Sinead Dumas worked on programs to acquire new military aircraft but ignited the afterburner on her business career after leaving the Department of Defence to return to the Gold Coast.
A proud Wiradjuri woman, Sinead now has two social media-driven food businesses, is launching a third, and works as a Business Operations Manager at media company IndigenousX.
She spent her early childhood in Queanbeyan in Ngunnawal country before moving to the Gold Coast and studying a Bachelor and a Master of International Relations at Bond University.
“I had dreamed of going to Bond but I thought it would be very hard to achieve that. Then FEE-HELP opened up and I applied.
"I also had the opportunity to receive a part scholarship for my master’s degree.” Sinead says
“The motivation for studying International Relations was my Nan (the author, researcher and health worker Iris Clayton)," Ms Dumas said.
"She was a strong member of the Indigenous community and from a young age I knew about politics and was always going to the Tent Embassy in Canberra.
"I thought if I could understand more about First Nations people around the world then I could really understand it here in my own home and fix a lot of bigger issues at play.”
Ms Dumas graduated in 2014 and took up a sought-after job with the Department of Defence in Canberra, working as a business analyst and on international engagement for the RAAF, meeting chiefs of foreign air forces.
“Defence had 8500 applications from graduates that year and only took 108. Five of those students were from Bond University," Ms Dumas said.
"I got to work very closely on capability for two of the RAAF's newest aircraft.
"I will never be able to have that experience again, so I value that time in Canberra so much.”
All the while, Sinead and her husband Luke had been building up a business, Nead’s Super Bowls, delivering her Instagram-worthy smoothie bowls in Canberra.
When she returned to the Gold Coast in 2018 to start a family and become the business improvement specialist for Indigenous Business Australia, she brought the growing business with her.
Within four weeks of giving birth to her son Obi, Sinead launched Obi’s Graze and Co, a platter, picnic and wedding styling business in partnership with her sister.
“I knew early on I could see gaps in the market and that I could build something quickly,” she said.
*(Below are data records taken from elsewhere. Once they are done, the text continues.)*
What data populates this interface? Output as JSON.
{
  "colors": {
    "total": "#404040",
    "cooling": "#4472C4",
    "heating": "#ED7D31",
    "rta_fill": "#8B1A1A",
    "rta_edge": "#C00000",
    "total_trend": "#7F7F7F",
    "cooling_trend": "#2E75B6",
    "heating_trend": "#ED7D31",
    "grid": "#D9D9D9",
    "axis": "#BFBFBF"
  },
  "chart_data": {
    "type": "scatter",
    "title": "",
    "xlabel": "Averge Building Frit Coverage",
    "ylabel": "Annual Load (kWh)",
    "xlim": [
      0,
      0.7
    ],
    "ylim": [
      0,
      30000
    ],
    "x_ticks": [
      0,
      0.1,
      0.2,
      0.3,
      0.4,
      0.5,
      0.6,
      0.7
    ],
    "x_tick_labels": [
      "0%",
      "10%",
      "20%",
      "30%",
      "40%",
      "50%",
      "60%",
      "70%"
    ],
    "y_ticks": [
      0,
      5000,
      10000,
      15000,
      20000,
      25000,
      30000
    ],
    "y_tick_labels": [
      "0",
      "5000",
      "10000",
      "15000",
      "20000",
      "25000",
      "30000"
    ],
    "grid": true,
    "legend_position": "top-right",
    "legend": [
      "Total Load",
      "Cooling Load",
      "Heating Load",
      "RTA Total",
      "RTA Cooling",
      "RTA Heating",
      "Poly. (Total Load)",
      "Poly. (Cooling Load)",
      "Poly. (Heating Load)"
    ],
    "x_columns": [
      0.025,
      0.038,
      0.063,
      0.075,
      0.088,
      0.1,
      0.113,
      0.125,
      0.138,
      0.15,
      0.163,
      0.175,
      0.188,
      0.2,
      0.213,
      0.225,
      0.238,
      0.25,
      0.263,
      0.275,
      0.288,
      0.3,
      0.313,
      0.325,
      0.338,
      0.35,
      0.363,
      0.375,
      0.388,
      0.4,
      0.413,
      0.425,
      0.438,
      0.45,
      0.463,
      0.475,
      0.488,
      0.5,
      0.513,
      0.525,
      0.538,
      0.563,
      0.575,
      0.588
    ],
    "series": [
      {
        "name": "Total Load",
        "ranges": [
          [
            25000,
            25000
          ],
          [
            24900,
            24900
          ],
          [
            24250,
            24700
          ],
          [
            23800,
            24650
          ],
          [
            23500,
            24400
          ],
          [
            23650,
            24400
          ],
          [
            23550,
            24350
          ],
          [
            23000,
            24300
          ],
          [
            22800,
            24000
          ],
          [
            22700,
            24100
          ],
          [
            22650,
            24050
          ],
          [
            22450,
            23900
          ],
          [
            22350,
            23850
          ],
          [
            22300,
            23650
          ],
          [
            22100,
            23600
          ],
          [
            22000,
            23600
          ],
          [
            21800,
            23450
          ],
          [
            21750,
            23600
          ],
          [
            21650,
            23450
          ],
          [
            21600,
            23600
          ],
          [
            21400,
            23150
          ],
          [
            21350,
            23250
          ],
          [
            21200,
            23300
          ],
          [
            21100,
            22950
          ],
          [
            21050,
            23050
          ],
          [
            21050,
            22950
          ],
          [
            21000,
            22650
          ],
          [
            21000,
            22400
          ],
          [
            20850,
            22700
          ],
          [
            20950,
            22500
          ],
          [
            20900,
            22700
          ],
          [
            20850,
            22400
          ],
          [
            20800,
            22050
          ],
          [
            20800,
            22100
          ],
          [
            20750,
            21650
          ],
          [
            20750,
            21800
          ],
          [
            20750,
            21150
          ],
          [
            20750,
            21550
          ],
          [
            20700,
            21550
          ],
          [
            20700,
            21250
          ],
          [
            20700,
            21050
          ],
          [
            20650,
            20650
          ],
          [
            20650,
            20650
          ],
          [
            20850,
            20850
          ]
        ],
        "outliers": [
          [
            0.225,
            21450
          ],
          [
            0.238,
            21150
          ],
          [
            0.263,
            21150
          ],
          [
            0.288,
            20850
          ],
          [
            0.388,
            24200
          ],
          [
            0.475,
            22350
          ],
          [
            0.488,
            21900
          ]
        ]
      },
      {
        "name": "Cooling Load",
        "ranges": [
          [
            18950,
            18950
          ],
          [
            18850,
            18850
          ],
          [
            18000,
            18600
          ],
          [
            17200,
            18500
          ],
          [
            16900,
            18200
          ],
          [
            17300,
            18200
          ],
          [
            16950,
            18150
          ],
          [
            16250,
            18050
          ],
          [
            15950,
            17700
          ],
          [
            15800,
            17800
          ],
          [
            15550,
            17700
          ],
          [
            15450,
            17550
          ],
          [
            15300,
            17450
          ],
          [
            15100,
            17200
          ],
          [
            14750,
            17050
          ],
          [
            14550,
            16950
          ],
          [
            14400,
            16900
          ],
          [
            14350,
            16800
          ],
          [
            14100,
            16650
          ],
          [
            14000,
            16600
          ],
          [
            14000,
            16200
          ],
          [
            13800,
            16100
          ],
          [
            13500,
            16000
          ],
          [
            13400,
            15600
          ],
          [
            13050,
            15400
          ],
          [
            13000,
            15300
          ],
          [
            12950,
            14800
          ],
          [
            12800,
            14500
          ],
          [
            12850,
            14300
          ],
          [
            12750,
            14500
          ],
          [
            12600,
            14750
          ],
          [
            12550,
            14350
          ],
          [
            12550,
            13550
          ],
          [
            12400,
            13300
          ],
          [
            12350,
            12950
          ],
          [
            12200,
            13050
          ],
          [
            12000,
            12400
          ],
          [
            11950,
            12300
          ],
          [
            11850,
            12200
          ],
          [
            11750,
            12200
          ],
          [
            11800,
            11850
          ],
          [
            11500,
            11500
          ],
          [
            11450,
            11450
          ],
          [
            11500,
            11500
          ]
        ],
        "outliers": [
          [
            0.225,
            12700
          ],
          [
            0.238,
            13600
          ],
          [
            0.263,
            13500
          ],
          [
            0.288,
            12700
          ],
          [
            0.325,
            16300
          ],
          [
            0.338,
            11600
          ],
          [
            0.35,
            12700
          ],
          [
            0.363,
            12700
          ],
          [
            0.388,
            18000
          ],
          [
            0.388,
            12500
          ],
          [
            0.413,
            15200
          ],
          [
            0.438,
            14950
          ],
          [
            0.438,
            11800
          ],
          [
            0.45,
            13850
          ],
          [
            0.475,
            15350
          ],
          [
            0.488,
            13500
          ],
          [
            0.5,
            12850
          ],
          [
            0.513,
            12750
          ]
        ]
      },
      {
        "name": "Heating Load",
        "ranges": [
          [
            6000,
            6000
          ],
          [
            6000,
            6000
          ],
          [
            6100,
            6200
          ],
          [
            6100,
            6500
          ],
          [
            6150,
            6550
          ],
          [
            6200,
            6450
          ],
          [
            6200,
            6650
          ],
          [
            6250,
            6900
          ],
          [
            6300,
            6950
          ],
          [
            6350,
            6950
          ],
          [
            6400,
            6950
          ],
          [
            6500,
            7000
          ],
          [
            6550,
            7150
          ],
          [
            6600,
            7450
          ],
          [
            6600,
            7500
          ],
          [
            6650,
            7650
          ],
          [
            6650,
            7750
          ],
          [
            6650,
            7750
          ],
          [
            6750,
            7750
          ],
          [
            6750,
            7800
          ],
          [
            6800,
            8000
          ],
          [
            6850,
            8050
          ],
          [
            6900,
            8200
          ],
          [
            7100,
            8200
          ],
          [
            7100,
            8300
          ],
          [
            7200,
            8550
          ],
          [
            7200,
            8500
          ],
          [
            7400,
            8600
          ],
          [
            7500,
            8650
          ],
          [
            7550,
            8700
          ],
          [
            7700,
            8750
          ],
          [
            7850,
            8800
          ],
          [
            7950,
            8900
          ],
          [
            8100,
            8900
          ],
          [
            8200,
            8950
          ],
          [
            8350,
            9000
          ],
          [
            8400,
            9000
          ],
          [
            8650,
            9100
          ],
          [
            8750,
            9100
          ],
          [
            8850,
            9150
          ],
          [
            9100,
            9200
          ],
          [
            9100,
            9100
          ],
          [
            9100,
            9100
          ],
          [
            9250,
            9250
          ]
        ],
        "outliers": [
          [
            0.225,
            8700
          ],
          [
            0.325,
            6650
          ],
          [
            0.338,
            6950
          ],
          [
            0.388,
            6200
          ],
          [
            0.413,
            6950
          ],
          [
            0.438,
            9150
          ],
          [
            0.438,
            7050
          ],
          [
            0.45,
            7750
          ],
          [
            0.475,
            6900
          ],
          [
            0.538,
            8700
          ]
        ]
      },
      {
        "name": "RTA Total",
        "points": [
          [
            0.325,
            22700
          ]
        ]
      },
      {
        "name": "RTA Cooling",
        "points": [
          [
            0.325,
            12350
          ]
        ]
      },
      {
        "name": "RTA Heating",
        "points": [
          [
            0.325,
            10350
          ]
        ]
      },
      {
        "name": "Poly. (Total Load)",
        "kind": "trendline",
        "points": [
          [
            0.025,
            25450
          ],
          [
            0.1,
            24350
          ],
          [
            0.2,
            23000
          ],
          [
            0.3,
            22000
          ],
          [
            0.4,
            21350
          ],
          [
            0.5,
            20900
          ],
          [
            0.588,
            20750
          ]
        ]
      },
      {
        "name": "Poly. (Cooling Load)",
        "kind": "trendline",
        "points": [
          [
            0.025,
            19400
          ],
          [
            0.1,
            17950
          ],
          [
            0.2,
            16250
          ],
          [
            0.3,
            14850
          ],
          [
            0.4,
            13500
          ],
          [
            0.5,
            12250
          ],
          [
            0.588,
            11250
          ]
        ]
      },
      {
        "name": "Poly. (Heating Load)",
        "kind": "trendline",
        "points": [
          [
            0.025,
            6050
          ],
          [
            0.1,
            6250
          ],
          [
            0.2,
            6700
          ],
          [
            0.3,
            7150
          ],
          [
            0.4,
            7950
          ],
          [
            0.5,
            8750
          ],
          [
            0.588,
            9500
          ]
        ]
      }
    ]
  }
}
“Everybody wants pretty picnics, they want to show off, (on social media) and within three months we had made the money back that we had invested into the business”.
The serial entrepreneur works full-time for IndigenousX and is launching a third online business, The Why & The Way, reviewing vegan foods.
She is passionate about supporting Indigenous businesses and says Aboriginal and Torres Strait Islanders have a key advantage in the start-up phase.
“We’ve got a big mob, so I utilise and market my business to them because they want to see you succeed more than anyone. This allows you to finetune your processes.”
Bond University is dedicated to supporting Indigenous students with scholarships to help them achieve their ambitions. The Indigenous scholarship program rewards students’ achievements in academics, leadership activities and community involvement.